4 de abril de 2025 - 14h00
A decisão da OpenAI de restringir a geração de imagens que imitam o traço do Studio Ghibli no ChatGPT reacende um debate central para o mercado criativo e tecnológico: os limites da propriedade intelectual na era da inteligência artificial. Se, inicialmente, a discussão se concentrava em conteúdos textuais – como nos embates com o New York Times, Reddit e outros portais -, agora o foco se amplia para obras visuais com identidade artística consolidada.
O estopim foi a viralização de imagens geradas por IA no estilo do estúdio japonês, o que levou a OpenAI a implementar um bloqueio parcial dentro do gerador de imagens do ChatGPT. A justificativa oficial fala em uma “abordagem conservadora”, mas o gesto sinaliza algo maior: o reconhecimento de que estilos visuais também são ativos criativos protegidos — e, portanto, passíveis de licenciamento.
Licenciamento: o caminho inevitável para criadores e plataformas
Em vez de discutir se a IA “mata a arte” ou se é um “novo processo criativo”, o mercado caminha para uma lógica mais pragmática: o uso de obras autorais – sejam textos, imagens, vozes ou estilos visuais – deve ser autorizado por seus detentores e, idealmente, monetizado via licenciamento.
É esse modelo que tem sido adotado por plataformas como o Reddit e a Associated Press, que fecharam acordos com a OpenAI para o uso de seus acervos no treinamento de modelos de linguagem. Em contrapartida, o New York Times decidiu bloquear completamente esse tipo de uso, citando remuneração insatisfatória e o risco de concorrência direta com seu próprio produto digital.
Esse embate sinaliza o que está por vir para o setor audiovisual. Se um artista ou estúdio não deseja que sua estética seja replicada por inteligência artificial, cabe a ele a prerrogativa de negar ou conceder esse uso mediante contrato. A questão, portanto, não é técnica – é contratual.
Um mercado fragmentado e assimétrico
O desafio está em como aplicar essa lógica num mercado fragmentado. Enquanto grandes grupos de mídia contam com estrutura jurídica robusta e poder de barganha para negociar diretamente com empresas como a OpenAI, artistas independentes enfrentam sérias dificuldades para fiscalizar e proteger o uso de suas criações.

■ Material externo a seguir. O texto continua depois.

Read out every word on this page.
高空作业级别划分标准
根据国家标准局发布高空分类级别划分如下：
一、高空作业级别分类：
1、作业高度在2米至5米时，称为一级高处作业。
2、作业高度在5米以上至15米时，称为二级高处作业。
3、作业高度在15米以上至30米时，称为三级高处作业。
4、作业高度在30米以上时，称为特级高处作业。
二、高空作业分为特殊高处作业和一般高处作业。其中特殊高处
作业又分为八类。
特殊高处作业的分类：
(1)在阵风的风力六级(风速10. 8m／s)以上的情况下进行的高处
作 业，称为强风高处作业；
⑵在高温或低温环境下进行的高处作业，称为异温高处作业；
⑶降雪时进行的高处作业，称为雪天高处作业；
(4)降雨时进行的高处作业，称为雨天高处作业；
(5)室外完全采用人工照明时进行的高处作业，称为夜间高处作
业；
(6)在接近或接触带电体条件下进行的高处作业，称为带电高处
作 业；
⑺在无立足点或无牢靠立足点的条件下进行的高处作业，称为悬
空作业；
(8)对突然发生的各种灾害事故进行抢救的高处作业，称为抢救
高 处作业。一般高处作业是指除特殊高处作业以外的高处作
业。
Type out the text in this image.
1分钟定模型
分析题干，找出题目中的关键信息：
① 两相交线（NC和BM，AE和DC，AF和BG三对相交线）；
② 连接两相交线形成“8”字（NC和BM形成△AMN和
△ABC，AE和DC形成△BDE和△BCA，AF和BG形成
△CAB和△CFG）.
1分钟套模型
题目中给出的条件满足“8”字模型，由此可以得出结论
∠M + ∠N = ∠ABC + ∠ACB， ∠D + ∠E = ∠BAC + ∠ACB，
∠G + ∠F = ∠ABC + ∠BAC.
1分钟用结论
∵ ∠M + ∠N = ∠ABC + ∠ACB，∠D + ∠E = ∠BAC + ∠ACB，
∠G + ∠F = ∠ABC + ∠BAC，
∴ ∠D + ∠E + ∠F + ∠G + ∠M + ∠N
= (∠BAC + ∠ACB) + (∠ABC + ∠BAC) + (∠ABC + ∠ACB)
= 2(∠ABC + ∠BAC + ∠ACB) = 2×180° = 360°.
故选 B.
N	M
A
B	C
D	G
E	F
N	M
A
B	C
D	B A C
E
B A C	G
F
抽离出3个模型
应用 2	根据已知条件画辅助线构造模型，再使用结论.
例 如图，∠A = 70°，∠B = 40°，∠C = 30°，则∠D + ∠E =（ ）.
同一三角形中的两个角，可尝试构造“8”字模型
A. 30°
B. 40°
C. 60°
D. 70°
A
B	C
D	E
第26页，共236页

Nesse cenário, ganha força a necessidade de intermediários especializados na gestão de direitos digitais. Assim como o mercado fonográfico viu o surgimento de distribuidoras como OneRPM e TuneCore para viabilizar a presença de músicos independentes nas plataformas de streaming, o setor visual tende a caminhar para soluções semelhantes — plataformas ou startups que representem os interesses de artistas e facilitem o licenciamento coletivo de suas obras.
Além disso, é preciso considerar o aspecto jurídico. No Brasil, a legislação já prevê que o uso indevido de uma obra pode ser contestado, mesmo com contrato assinado, se houver violação à honra ou à reputação do autor. Isso reforça a importância de acordos claros e equilibrados, que protejam tanto os criadores quanto o uso legítimo da tecnologia.
O caso Ghibli é só o começo
A movimentação do Studio Ghibli é simbólica – um estúdio consagrado tomando as rédeas sobre sua identidade visual em um momento de aceleração da IA generativa -, mas está longe de ser um episódio isolado. Com o avanço da inteligência artificial sobre campos cada vez mais criativos, a questão central não será mais o que a tecnologia pode fazer, mas sim quem tem o direito de decidir como sua obra será utilizada.
O futuro da inteligência artificial será moldado tanto pelos engenheiros que desenvolvem os modelos quanto pelos artistas, advogados, plataformas e criadores que lutarão para garantir que a inovação respeite o valor – e os direitos – da criação humana.